Seis anos após o rompimento da barragem da Vale em Brumadinho, Minas Gerais, um estudo conduzido pela Fiocruz Minas e pela Universidade Federal do Rio de Janeiro (UFRJ) revela que a exposição a metais pesados continua alarmante. Crianças de até seis anos tiveram aumento significativo na detecção de metais na urina, com destaque para o arsênio, que teve crescimento de 42% para 57% entre 2021 e 2023. A presença de cádmio, mercúrio, chumbo e manganês também foi detectada em todas as amostras analisadas. O estudo acompanha a população desde 2021, evidenciando impactos persistentes do desastre na saúde dos moradores.
A pesquisa abrange todas as regiões do município, segmentando a população entre áreas diretamente afetadas pela lama, regiões de mineração ativa e locais sem exposição direta. Entre os adultos, cerca de 20% das amostras indicaram níveis elevados de arsênio, enquanto entre os adolescentes o percentual chegou a 9%. Entretanto, dependendo da localização, esse índice atingiu 20,4%, reforçando a preocupação com a contaminação ambiental. Mesmo com leve redução de alguns metais entre 2021 e 2023, os resultados sugerem a manutenção da exposição da população a essas substâncias tóxicas.
Flávia Campos, fisioterapeuta e moradora de Brumadinho, tem papel fundamental na intermediação entre as instituições de pesquisa e a comunidade. Atuando diretamente no Projeto Saúde Brumadinho, ela auxilia na comunicação com gestores municipais e serviços de saúde, buscando garantir que os moradores tenham acesso a informações e acompanhamento adequado. Para ela, o levantamento é essencial para documentar cientificamente os impactos do rompimento da barragem, mas também traz desafios psicológicos aos afetados. "Saber que se tem um nível alto de metal pesado no organismo pode ser angustiante, pois gera incerteza sobre os impactos futuros na saúde", avalia. Flávia destaca que a exposição a metais não significa intoxicação e que os resultados devem ser analisados no contexto de sintomas e histórico clínico.

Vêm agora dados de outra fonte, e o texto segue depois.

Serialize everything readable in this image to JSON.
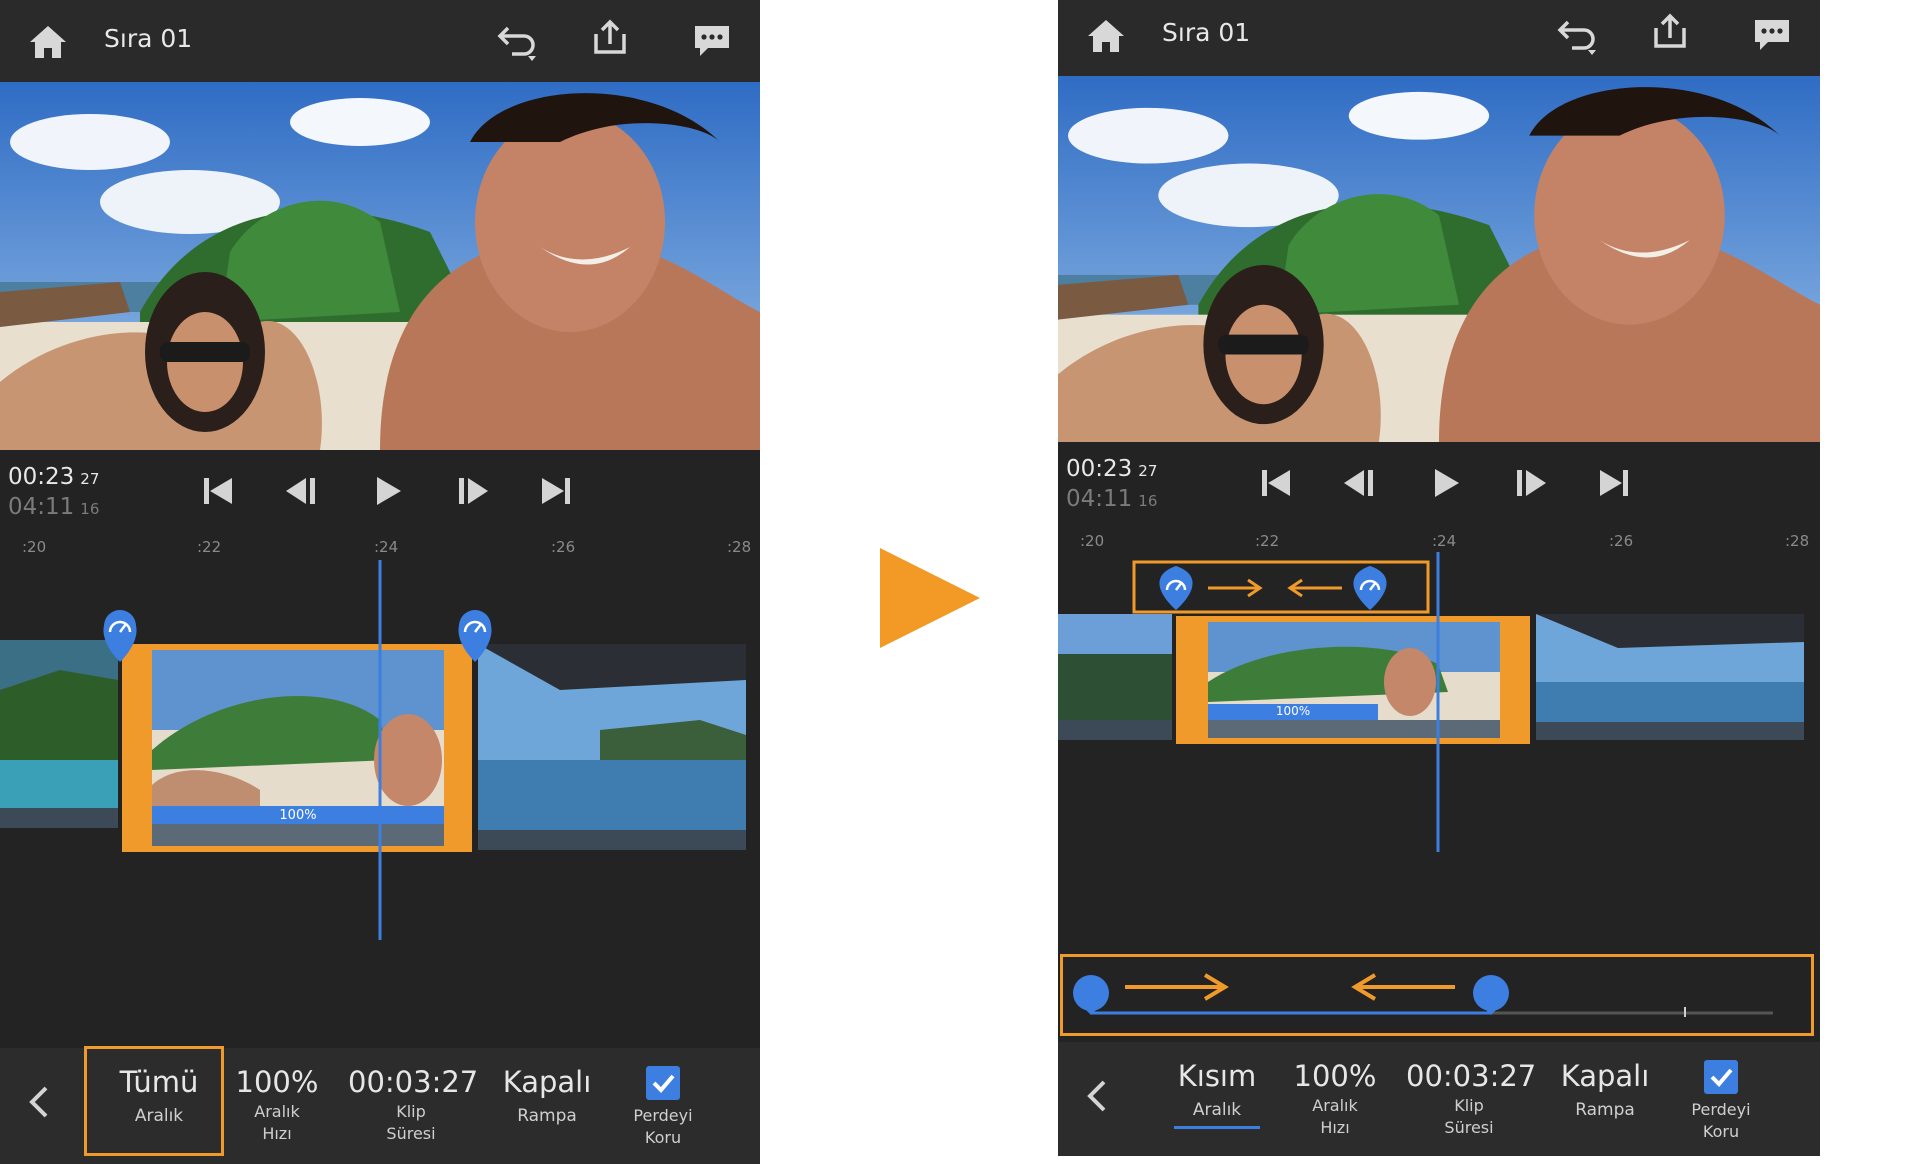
{
  "colors": {
    "accent": "#3d7fe0",
    "highlight": "#ef9a2a",
    "panel": "#232323",
    "topbar": "#2a2a2a"
  },
  "icons": {
    "home": "home-icon",
    "undo": "undo-icon",
    "share": "share-icon",
    "chat": "chat-icon",
    "skip_start": "skip-start-icon",
    "step_back": "step-back-icon",
    "play": "play-icon",
    "step_forward": "step-forward-icon",
    "skip_end": "skip-end-icon",
    "speed_marker": "speedometer-icon",
    "back": "chevron-left-icon",
    "check": "checkbox-checked-icon",
    "flow": "play-arrow-icon"
  },
  "left": {
    "title": "Sıra 01",
    "current_time": "00:23",
    "current_frames": "27",
    "total_time": "04:11",
    "total_frames": "16",
    "ruler": [
      ":20",
      ":22",
      ":24",
      ":26",
      ":28"
    ],
    "clip_speed": "100%",
    "options": [
      {
        "value": "Tümü",
        "label": "Aralık",
        "label2": ""
      },
      {
        "value": "100%",
        "label": "Aralık",
        "label2": "Hızı"
      },
      {
        "value": "00:03:27",
        "label": "Klip",
        "label2": "Süresi"
      },
      {
        "value": "Kapalı",
        "label": "Rampa",
        "label2": ""
      },
      {
        "value": "",
        "label": "Perdeyi",
        "label2": "Koru"
      }
    ]
  },
  "right": {
    "title": "Sıra 01",
    "current_time": "00:23",
    "current_frames": "27",
    "total_time": "04:11",
    "total_frames": "16",
    "ruler": [
      ":20",
      ":22",
      ":24",
      ":26",
      ":28"
    ],
    "clip_speed": "100%",
    "options": [
      {
        "value": "Kısım",
        "label": "Aralık",
        "label2": ""
      },
      {
        "value": "100%",
        "label": "Aralık",
        "label2": "Hızı"
      },
      {
        "value": "00:03:27",
        "label": "Klip",
        "label2": "Süresi"
      },
      {
        "value": "Kapalı",
        "label": "Rampa",
        "label2": ""
      },
      {
        "value": "",
        "label": "Perdeyi",
        "label2": "Koru"
      }
    ]
  }
}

A pesquisa também apontou que os casos de doenças crônicas têm aumentado entre os moradores. Entre os adolescentes, o percentual de diagnósticos de asma ou bronquite subiu de 12,7% para 14% entre 2021 e 2023. Em adultos, houve crescimento expressivo nos casos de colesterol alto (de 20,9% para 28,5%), hipertensão (de 27,9% para 30%) e problemas crônicos de coluna (de 19,7% para 22,8%). O diabetes também apresentou elevação, de 8,7% para 10,7% no mesmo período. Além disso, sintomas como irritação nasal e câimbras tornaram-se mais frequentes, aumentando de 31,8% para 40,3% e de 25,2% para 34,4%, respectivamente.

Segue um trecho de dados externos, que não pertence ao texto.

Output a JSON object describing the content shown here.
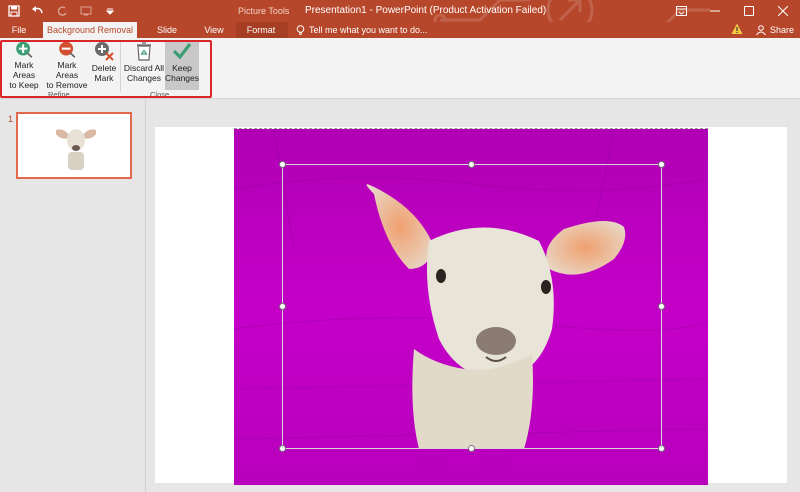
{
  "window": {
    "title": "Presentation1 - PowerPoint (Product Activation Failed)",
    "picture_tools_label": "Picture Tools"
  },
  "tabs": {
    "file": "File",
    "background_removal": "Background Removal",
    "slide_show": "Slide Show",
    "view": "View",
    "format": "Format"
  },
  "tell_me": "Tell me what you want to do...",
  "share": "Share",
  "ribbon": {
    "mark_keep": "Mark Areas\nto Keep",
    "mark_remove": "Mark Areas\nto Remove",
    "delete_mark": "Delete\nMark",
    "discard_all": "Discard All\nChanges",
    "keep_changes": "Keep\nChanges",
    "group_refine": "Refine",
    "group_close": "Close"
  },
  "slides": {
    "current_number": "1"
  },
  "colors": {
    "accent": "#b7472a",
    "removal_overlay": "#c400c8",
    "highlight": "#d9262b"
  },
  "icons": [
    "save-icon",
    "undo-icon",
    "redo-icon",
    "customize-qat-icon",
    "minimize-icon",
    "restore-icon",
    "close-icon",
    "ribbon-display-icon",
    "lightbulb-icon",
    "warning-icon",
    "share-person-icon"
  ]
}
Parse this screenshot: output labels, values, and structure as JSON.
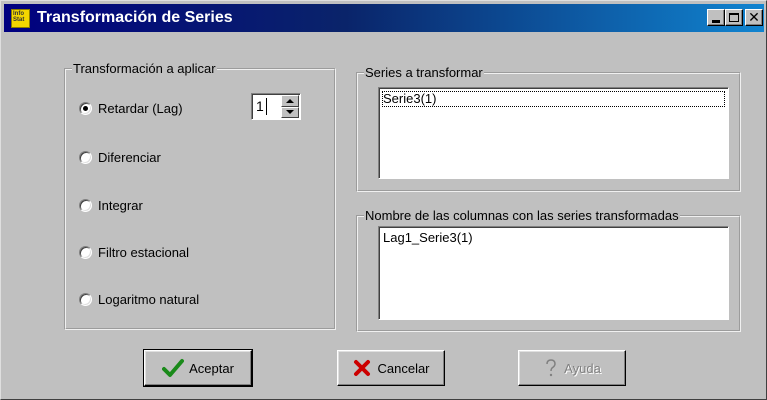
{
  "window": {
    "title": "Transformación de Series",
    "app_icon": {
      "name": "infostat-icon",
      "text": "Info Stat",
      "color": "#f3d600"
    },
    "controls": {
      "minimize": "minimize",
      "maximize": "maximize",
      "close": "close"
    },
    "titlebar_color": "#000080"
  },
  "transform_group": {
    "legend": "Transformación a aplicar",
    "options": [
      {
        "label": "Retardar (Lag)",
        "selected": true
      },
      {
        "label": "Diferenciar",
        "selected": false
      },
      {
        "label": "Integrar",
        "selected": false
      },
      {
        "label": "Filtro estacional",
        "selected": false
      },
      {
        "label": "Logaritmo natural",
        "selected": false
      }
    ],
    "lag_value": "1"
  },
  "series_group": {
    "legend": "Series a transformar",
    "items": [
      "Serie3(1)"
    ]
  },
  "names_group": {
    "legend": "Nombre de las columnas con las series transformadas",
    "items": [
      "Lag1_Serie3(1)"
    ]
  },
  "buttons": {
    "ok": {
      "label": "Aceptar",
      "icon": "check-icon",
      "color": "#1a8a1a"
    },
    "cancel": {
      "label": "Cancelar",
      "icon": "x-icon",
      "color": "#cc0000"
    },
    "help": {
      "label": "Ayuda",
      "icon": "question-icon",
      "enabled": false
    }
  }
}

A saúde mental também tem sido um ponto de preocupação para os pesquisadores. Entre adultos, a taxa de diagnóstico de depressão passou de 21,3% para 22,3% entre 2021 e 2023, quase o dobro da média nacional de 10,2% registrada pelo IBGE. A ansiedade ou problemas do sono foram relatados por aproximadamente 32,7% da população, sem grandes variações ao longo dos anos. O número de adultos que relataram dificuldade para dormir em três ou mais noites por semana aumentou de 26,7% para 35,1%, evidenciando um impacto significativo na qualidade de vida.
A procura por serviços de saúde também cresceu no município, especialmente no Sistema Único de Saúde (SUS). Entre os adolescentes, o percentual de quem realizou três ou mais consultas médicas subiu de 21,7% para 44,1% entre 2021 e 2023. Entre os adultos, a busca por atendimento aumentou de 38,6% para 53,7% no mesmo período. O SUS continua sendo a principal referência para a maioria dos entrevistados, com crescimento na procura pela Atenção Primária à Saúde, que passou de 56,8% para 64% entre os adultos.

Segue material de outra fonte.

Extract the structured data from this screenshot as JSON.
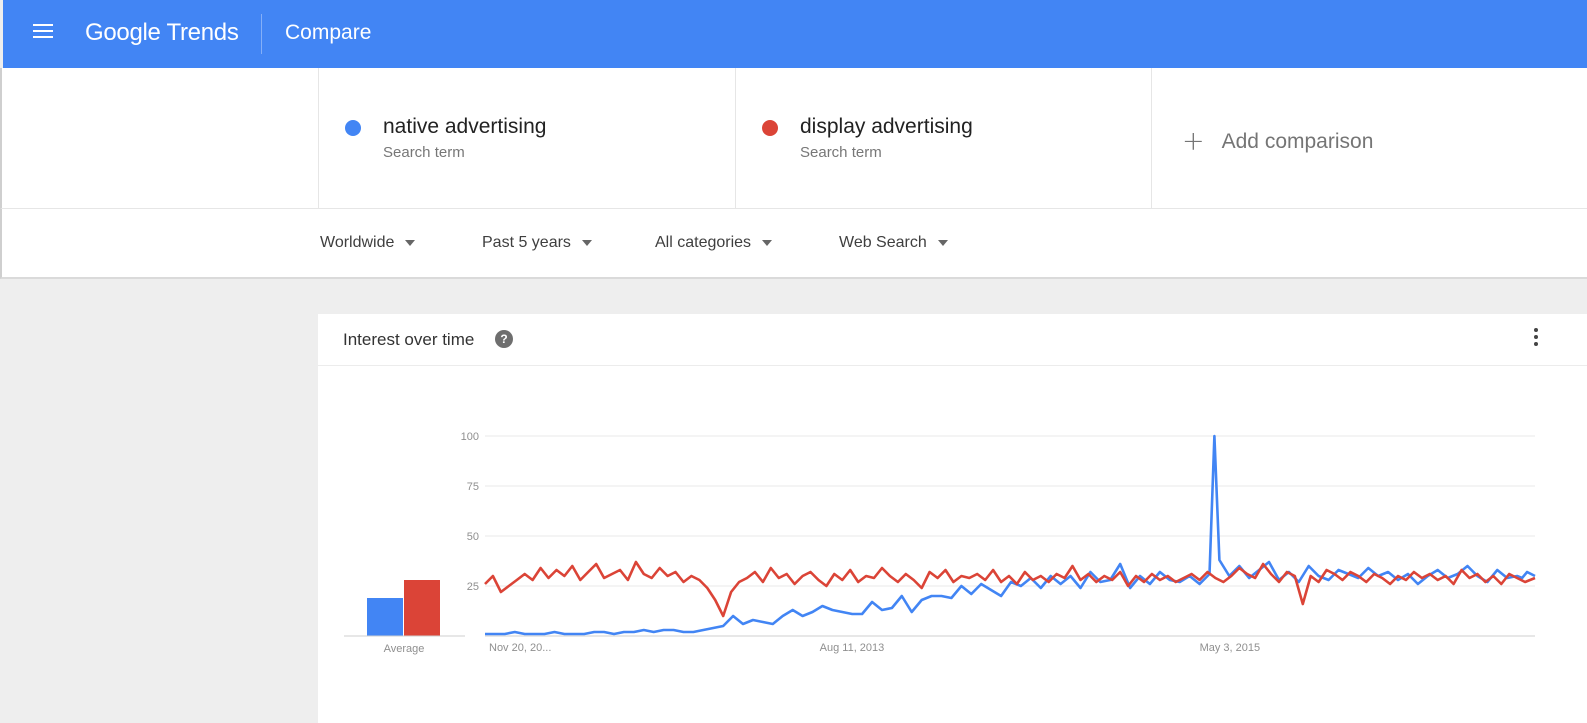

Na população infantil, além da exposição a metais, o estudo analisou o desenvolvimento neuromotor e cognitivo das crianças através do Teste de Denver II. Os resultados indicam que o percentual de crianças com risco de atraso no desenvolvimento caiu de 42,5% para 28,3% entre 2021 e 2023. Houve ainda melhora nos índices de obesidade e sobrepeso, com redução de 11% para 4,6% e de 12,5% para 4,6%, respectivamente. Para os pesquisadores, esse avanço pode estar relacionado à retomada das atividades escolares e da interação social após a pandemia de covid-19.
O estudo é parte do Programa de Ações Integradas em Saúde de Brumadinho, que inclui o Projeto Saúde Brumadinho e o Projeto Bruminha. Em 2023, a pesquisa envolveu 2.825 participantes. Os pesquisadores reforçam a importância da continuidade do acompanhamento para entender os impactos a longo prazo.